57. «Но нельзя ли было сделать больше тремя тысячами линий на квадратный дюйм?» — возможно, спросите вы. Ну, возможно. Может быть, с линиями так же, как с солдатами: триста, знающие свое дело досконально, могут быть сильнее, чем три тысячи, менее уверенные в своей игре. Нам придется вскоре вплотную подойти к этому вопросу о количестве и цели; — это не вопрос сейчас. Предполагая определенные результаты — атмосферные эффекты, текстуры поверхности, прозрачность тени, смешение света, — больше нельзя было сделать меньшим. Есть гравюры этой современной школы, о которых, в отношении их конкретной цели, можно сказать, совершенно верно, что они «не могут быть сделаны лучше».
58. Должна ли гравюра стремиться к эффектам атмосферы, может быть спорным (так же, как и то, должен ли скульптор стремиться к эффектам перспективы); но я не поднимаю эти вопросы сегодня. Признайте цель — давайте отметим терпение; и не только в гравюре. Я взял гравюру для своего примера, но я мог бы взять любую форму Искусства. Я призываю всех хороших художников, живописцев, скульпторов, мастеров по металлу засвидетельствовать вместе со мной то, что я сейчас говорю публике от их имени, — что та же Стойкость, та же рассудительность, та же настойчивость в решительном действии — необходимы, чтобы сделать что-либо в Искусстве, что достойно. И почему это, вы, рабочие, что вы молчите всегда о своем труде; и насмехаетесь над нами в своих сердцах, внутри того святилища в Элевсине, к воротам которого вы прорубили свой путь сквозь столь смертоносные заросли терновника; и оставляете нас, глупых детей, снаружи, в нашем самомнении, думающих либо что мы можем войти в него играючи, либо что мы грандиознее от того, что не входим?

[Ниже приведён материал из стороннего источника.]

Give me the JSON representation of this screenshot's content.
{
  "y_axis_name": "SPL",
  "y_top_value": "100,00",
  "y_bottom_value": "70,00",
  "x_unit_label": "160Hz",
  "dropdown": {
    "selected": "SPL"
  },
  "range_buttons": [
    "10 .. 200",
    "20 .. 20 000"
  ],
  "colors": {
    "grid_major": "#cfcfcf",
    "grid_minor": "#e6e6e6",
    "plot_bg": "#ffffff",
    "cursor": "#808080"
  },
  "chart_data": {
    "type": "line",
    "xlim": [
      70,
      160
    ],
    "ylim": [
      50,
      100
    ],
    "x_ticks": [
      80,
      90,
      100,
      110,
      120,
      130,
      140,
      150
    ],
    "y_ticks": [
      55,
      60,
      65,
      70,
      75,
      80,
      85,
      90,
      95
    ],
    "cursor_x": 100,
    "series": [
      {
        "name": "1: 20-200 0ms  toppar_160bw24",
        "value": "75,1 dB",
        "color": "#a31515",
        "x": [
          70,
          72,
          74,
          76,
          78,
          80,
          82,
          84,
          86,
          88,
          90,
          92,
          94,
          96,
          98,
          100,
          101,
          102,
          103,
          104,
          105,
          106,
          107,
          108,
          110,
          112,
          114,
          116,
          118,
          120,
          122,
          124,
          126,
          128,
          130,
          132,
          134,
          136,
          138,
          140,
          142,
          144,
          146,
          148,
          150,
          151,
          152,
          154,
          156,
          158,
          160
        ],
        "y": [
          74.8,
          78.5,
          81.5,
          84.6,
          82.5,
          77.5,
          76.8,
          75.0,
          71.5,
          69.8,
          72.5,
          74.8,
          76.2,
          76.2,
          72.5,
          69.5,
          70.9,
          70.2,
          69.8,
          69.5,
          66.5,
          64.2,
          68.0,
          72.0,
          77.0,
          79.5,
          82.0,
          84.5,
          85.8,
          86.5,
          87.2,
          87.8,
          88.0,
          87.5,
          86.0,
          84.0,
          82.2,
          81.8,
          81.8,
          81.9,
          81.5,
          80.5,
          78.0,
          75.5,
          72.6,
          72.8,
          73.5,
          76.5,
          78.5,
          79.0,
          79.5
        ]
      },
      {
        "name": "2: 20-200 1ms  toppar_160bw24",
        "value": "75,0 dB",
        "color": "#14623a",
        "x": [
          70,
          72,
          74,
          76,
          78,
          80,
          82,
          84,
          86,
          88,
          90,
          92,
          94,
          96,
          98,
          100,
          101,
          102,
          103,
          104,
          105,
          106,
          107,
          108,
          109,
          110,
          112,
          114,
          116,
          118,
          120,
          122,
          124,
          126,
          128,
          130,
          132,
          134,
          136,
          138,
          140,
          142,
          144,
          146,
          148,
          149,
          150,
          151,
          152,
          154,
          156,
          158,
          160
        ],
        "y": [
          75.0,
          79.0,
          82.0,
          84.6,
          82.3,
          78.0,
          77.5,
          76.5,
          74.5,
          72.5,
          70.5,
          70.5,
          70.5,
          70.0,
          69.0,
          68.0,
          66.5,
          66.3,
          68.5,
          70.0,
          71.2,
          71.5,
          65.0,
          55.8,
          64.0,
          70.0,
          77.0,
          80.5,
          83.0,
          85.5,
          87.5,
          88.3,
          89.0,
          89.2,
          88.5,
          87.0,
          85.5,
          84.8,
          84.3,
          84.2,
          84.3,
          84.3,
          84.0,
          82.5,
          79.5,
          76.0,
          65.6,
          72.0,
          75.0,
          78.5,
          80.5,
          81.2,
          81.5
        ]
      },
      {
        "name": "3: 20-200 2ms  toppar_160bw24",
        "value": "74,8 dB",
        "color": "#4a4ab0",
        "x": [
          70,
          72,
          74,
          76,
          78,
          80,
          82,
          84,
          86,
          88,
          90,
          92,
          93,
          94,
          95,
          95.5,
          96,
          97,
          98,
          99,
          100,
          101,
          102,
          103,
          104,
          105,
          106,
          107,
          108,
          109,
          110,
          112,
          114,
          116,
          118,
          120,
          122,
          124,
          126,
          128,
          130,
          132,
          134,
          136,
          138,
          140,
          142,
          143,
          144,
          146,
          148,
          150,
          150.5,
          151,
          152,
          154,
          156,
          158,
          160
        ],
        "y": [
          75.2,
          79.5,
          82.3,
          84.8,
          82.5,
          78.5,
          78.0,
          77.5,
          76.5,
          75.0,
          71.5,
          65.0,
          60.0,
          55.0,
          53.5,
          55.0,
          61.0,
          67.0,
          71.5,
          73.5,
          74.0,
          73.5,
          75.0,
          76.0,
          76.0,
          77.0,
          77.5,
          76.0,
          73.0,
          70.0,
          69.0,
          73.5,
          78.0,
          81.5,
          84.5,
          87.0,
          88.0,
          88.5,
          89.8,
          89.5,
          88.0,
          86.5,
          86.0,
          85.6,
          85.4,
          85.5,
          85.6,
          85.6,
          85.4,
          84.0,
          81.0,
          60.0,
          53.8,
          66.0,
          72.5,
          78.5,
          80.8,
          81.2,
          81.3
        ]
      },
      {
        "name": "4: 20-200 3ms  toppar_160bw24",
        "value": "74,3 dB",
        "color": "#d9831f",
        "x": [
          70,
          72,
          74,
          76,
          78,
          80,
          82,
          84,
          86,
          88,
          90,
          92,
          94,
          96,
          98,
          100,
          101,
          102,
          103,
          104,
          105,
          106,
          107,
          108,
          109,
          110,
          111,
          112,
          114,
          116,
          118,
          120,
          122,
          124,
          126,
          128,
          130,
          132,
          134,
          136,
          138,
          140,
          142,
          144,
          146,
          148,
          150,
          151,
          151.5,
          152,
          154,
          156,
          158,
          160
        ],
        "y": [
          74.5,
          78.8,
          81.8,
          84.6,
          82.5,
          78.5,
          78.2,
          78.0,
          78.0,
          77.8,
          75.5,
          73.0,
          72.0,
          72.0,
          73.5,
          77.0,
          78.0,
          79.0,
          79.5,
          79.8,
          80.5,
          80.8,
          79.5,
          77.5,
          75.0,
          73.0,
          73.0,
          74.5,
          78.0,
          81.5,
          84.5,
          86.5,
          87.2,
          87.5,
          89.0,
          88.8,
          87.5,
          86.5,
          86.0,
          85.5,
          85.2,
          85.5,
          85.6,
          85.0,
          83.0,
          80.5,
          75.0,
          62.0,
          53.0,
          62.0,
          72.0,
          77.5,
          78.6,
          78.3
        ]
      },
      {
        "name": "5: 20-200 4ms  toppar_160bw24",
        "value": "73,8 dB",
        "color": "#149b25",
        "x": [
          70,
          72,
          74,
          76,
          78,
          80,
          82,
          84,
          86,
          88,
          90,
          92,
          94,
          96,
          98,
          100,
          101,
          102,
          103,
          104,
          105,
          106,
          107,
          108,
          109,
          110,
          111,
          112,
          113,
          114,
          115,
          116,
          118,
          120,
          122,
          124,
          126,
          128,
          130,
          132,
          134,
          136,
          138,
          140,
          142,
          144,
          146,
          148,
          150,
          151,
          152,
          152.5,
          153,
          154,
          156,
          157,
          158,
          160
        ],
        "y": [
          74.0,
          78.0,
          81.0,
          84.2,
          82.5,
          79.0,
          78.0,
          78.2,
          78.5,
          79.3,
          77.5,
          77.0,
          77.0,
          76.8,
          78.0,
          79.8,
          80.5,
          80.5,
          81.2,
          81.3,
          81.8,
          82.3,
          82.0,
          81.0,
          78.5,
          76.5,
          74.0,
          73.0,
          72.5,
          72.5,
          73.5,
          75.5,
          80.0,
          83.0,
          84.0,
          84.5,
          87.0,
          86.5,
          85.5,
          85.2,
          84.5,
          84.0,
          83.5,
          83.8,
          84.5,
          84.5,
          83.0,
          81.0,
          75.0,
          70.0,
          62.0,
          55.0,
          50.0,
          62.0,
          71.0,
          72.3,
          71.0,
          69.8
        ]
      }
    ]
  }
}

Гораздо более серьезно следует спросить, почему вы склоняетесь перед нами, насмехаясь над нами? Если бы ваша скрытность была благородной — если бы в этом нелюдимом презрении вы совершали свою собственную работу с величием, принимали бы мы ее или нет, это было бы сделано по-доброму, хотя и нелюбезно; но теперь вы делаете себя нашими игрушками и исполняете нашу детскую волю в рабском молчании. Если бы гравюра должна была закончиться в этот день и ни одно направляемое острие больше не должно было нажимать на металл, думаете ли вы, что ваше искусство угасло бы в ореоле славы? — что те пластины в ежегодниках и черные оттиски в широких витринах магазинов имеют благородно монументальный характер — «chalybe perennius»? Боюсь, ваше терпение было слишком похоже на терпение вон того бедного итальянского ребенка; и над тем вашим гением, низко лежащим у берега Матина, если бы он так угас, плач об Архите пришлось бы петь снова; — «pulveris exigui — munera». Предположим, вы снова стряхнули бы пыль! очистите свои крылья, как утренние пчелы на том Матинском мысе; восстаньте, в благородном нетерпении, ибо есть такая вещь: Нетерпение Четвертого Карниза.
«Cui buon voler, e giusto amor cavalca».
Попробуем ли мы вместе обдумать значение этой Спешки, когда придут майские утра?
Глава IV.
59. Это дикий мартовский день, 20-е число; и очень вероятно, что обычный ход английской весны принесет такой же дикий Первомай к тому времени, как это писание встретит чьи-либо глаза; но, во всяком случае, пока дни суровы, и когда я смотрю из своего беспорядочно освещенного окна в сад, все кажется в странной спешке. Мертвые листья; и вон те два живых, на одном стебле, кувыркающиеся друг через друга на лужайке, как причудливая механическая игрушка; и упавшие палки из грачиных гнезд, и скрученная солома со двора конюшни — все идет в одну сторону, самым поспешным образом! Клубы пара, кроме того, которые проходят под лесистыми холмами, где то, что раньше было моей самой приятной полевой прогулкой, заканчивается теперь, преждевременно, в бездне голубой глины; и которые означают, в своем серебристом угасании между последовательными стволами зимних деревьев, что некоторые люди там, поблизости, тоже спешат, как палки и солома, и, привязав себя к хвосту управляемого бриза, летят вниз к Фолкстону.